The NWU Gallery, as part of the North-West University, consists of two gallery spaces. In 2002 the NWU Gallery, as it is known today, came into existence. This designated space, sharing a building with the the main university library and NWU Archive in Potchefstroom, boasts climate controlled storage facilities and a large exhibition space for temporary exhibitions. It has seen over a hundred exhibitions since its launch, from esteemed local and international artists alike. It also houses the NWU Art Collection artworks not currently on loan.
The desire to develop an art gallery and sculpture park in the NWU Botanical Garden saw light in 2007. The main goal and objectives of this venture was to create an educational and stimulating environment for visitors, showcasing young and upcoming artists, especially locally. Funds were secured for the renovation of an old unused laboratory into a designated gallery space in the botanical garden. The NWU Botanical Garden Gallery was opened in 2008 and is open during the summer season, as well as for smaller projects throughout the year.
The NWU takes pride over its art collection – the largest historical and contemporary collection in the North West province. The collection was initiated in 1972 when some of the 66 artists that participated in the institution’s first art exhibition donated artworks to the university. The cataloguing of the NWU Art Collection has been completed under the management and custodianship of the NWU Gallery with the appointment of a full-time curator in 2006. Looking Back While Moving Forward: The NWU Art Collection was published in 2013 (amongst various other publications), as a celebration and recognition of where the collection is and where it ought to go. The current art collection comprises of over 1200 artworks including paintings, sculptures, graphic works and some examples of craft work. It is currently being prepared for valuation.

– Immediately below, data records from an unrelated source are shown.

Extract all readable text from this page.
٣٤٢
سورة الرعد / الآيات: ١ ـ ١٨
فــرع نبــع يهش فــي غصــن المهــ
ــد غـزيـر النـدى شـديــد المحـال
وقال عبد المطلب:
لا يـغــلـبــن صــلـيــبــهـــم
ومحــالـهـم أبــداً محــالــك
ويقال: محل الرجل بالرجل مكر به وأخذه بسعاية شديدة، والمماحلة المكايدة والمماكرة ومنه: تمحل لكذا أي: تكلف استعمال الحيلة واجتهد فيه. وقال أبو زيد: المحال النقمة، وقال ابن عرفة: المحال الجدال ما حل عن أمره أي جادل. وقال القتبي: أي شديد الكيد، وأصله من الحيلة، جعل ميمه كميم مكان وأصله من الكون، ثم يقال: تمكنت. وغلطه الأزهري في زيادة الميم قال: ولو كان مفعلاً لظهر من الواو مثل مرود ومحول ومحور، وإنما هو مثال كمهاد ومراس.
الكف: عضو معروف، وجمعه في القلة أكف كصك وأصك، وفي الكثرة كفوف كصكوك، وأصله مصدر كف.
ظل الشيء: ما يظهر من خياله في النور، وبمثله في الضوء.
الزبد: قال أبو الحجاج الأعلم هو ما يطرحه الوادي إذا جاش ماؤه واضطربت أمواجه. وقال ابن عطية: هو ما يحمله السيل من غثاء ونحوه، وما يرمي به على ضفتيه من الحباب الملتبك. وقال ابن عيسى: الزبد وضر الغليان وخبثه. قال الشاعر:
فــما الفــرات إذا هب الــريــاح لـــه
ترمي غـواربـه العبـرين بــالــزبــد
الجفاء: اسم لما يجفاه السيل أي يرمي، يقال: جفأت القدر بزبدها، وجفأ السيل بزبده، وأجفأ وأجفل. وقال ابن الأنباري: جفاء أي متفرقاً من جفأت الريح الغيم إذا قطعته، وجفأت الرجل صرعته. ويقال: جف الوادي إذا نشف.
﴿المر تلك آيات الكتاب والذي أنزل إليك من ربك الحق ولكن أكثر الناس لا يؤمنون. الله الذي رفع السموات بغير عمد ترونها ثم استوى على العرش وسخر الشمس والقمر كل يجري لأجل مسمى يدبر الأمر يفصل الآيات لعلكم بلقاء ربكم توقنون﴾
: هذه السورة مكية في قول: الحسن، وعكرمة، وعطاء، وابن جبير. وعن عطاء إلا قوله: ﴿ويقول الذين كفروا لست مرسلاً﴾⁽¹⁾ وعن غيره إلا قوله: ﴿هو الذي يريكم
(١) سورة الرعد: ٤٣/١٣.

The NWU Gallery has been using the arts, in all its forms, as a vehicle for discussion, transformation, development and most importantly, education. It frequently hosts and presents exhibitions, projects, talks and events on societal issues regarding race, gender, sexual orientation, language, identity and institutional culture. The exhibitions it presents also speak on various other topics, including, recently, environmental issues, human trafficking, stigmas surrounding albinism, sub-cultures, displacement, as well as other, more abstract, themes.
It is the vision of the NWU Gallery make art accessible to a broader audience by means of interactive processes. The NWU Gallery aims to establish such interaction through the study, preservation, conservation, exhibition, interpretation and development of its collection, as well as the preparation and presentation of temporary exhibitions through a programme of educational activities aimed at diverse audiences ranging from novice to expert. The overarching aim is to contribute towards the development of visual literacy within the North West province in general.
It is the NWU Gallery’s vision that visual arts become an essential part of the experience of all NWU students and to advance knowledge and appreciation of art, both now and in the future. As such, we strive to make the NWU Collection and our exhibitions accessible, both physically and intellectually, to our diverse audiences. Furthermore, the NWU Gallery has become a curatorial laboratory for students to gain practical experience within the arts industry through an internship and arts administration programme presented at the NWU Gallery. Its alumni continue to play key parts within arts administration, management and media.
The NWU Gallery plays an integral developmental role in its local community in the North West province. Rural communities, as well as areas outside of the traditional metropolitan city areas, don’t get the attention necessary to make a social difference by upliftment through education. The Gallery is ideally situated, in this regard, to do meaningful work.
The NWU Gallery actively works towards strengthening the network of artists in its province and fosters an open door approach to lending advice and partnerships to members of the community with regard to arts and culture projects and initiatives.